With soaring associate salaries in BigFirms reaching $160,000 per year for first years, something had to give. McDermott Will & Emery, a 1,000 attorney firm, announced it was creating a new class of associates. Instead of turning to contract attorneys or sending its grunt work overseas, McDermott has decided to bring in 15 lawyers with a few years of experience who do not want to work BigFirm hours.
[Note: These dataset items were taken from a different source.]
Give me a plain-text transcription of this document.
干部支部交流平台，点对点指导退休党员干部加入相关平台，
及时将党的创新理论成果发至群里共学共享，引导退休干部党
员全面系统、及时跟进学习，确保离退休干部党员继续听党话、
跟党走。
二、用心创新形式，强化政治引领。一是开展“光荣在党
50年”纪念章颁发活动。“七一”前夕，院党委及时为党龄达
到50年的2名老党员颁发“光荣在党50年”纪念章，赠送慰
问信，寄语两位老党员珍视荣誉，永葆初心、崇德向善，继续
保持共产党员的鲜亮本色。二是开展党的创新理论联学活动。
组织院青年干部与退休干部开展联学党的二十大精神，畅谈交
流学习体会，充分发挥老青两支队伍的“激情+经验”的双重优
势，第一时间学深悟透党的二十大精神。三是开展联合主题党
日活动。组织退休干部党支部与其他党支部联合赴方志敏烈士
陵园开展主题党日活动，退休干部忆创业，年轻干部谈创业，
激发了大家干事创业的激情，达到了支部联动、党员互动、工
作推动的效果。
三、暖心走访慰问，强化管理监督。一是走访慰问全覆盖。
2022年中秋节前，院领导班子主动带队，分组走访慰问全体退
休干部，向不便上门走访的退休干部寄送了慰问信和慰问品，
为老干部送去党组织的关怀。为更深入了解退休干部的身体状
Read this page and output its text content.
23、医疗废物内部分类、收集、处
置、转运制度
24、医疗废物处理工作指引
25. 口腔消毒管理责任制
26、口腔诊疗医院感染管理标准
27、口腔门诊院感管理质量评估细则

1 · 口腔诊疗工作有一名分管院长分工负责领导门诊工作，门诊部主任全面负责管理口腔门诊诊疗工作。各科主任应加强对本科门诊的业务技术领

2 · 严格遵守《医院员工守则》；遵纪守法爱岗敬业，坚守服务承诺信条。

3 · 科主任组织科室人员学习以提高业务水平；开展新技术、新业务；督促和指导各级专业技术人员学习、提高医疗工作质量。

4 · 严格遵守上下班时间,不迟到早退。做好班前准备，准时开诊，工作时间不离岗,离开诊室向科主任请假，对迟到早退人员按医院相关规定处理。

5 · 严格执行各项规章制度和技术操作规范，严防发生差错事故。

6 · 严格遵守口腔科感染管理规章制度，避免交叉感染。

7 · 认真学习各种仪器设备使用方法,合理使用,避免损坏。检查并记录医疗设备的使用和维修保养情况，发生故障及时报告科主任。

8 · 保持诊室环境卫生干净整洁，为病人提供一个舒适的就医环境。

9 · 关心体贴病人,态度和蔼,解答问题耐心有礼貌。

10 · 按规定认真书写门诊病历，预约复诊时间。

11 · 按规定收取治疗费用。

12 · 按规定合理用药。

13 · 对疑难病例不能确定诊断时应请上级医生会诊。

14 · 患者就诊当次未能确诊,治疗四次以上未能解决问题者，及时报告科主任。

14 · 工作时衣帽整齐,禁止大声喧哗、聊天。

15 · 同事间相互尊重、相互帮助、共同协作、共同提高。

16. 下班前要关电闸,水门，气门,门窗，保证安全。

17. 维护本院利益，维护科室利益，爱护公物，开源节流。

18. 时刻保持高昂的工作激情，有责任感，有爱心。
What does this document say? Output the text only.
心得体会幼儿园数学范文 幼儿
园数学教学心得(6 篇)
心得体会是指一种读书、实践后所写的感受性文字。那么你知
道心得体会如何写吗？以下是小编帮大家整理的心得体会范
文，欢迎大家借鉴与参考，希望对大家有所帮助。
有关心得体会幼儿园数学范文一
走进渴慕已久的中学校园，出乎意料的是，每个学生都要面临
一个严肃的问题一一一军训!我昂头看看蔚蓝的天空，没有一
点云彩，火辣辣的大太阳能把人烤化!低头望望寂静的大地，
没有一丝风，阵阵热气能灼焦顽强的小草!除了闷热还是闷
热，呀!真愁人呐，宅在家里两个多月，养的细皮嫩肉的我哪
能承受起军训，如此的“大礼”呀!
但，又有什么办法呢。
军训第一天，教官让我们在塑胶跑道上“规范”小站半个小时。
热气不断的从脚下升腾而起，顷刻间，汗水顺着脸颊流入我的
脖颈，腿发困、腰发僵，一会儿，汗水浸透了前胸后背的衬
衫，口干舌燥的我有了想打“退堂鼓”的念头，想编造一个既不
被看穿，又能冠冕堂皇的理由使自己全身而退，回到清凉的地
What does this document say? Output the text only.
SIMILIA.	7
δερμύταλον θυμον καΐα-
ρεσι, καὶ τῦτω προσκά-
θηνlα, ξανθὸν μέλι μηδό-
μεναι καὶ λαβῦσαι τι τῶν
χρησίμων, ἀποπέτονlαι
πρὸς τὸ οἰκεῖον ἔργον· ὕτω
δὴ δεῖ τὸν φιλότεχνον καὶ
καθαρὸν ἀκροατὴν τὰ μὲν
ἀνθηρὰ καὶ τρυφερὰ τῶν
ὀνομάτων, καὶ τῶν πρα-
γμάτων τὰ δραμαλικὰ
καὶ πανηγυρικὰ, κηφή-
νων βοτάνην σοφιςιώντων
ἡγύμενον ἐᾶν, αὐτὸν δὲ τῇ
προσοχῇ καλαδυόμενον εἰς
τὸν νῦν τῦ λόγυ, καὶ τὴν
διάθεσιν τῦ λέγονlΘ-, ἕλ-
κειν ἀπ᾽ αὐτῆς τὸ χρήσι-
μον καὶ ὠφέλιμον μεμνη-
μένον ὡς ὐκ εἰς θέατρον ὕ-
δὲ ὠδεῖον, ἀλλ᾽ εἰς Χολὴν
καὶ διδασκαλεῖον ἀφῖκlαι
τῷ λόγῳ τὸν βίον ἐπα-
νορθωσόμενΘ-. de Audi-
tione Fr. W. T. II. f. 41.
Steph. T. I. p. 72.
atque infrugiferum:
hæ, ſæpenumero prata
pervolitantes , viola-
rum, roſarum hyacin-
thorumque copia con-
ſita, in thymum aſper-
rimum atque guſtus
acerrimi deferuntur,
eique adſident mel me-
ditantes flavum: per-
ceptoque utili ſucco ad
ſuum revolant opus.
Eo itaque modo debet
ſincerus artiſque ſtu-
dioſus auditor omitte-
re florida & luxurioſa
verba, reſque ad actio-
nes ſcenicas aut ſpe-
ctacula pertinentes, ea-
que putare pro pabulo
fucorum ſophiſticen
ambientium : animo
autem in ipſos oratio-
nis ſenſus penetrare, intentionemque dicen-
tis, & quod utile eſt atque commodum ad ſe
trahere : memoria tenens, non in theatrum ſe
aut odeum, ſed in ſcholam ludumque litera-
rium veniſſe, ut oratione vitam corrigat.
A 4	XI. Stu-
The idea is to pay this new group 25% less and have them work 30-40 hours per week. This is a very interesting development for paralegals. With first-year associate salaries pushed over the top, jobs for paralegals were predicted to increase as clients objected strenously to training first-years on their dime and increased billing rates. Associates are churning due to excessive billable hours in order to stay profitable. The tendency to force lower level work down to the lowest competent level was never so necessary as when the $160k salary came into play. Now, this new group is expected to take on more mundane tasks such as document review, a paralegal assignment since the beginning of time.
It’s interesting that firms insist on hiring associates to do paralegal work in order to keep the revenue line up. Frankly, if they did the math, they may find that while the top line is greater by billing out associates, planning and executing a carefully crafted paralegal program can actually net a greater profit margin percentage, avoid turnover and keep their associates and clients happier. When will we ever learn?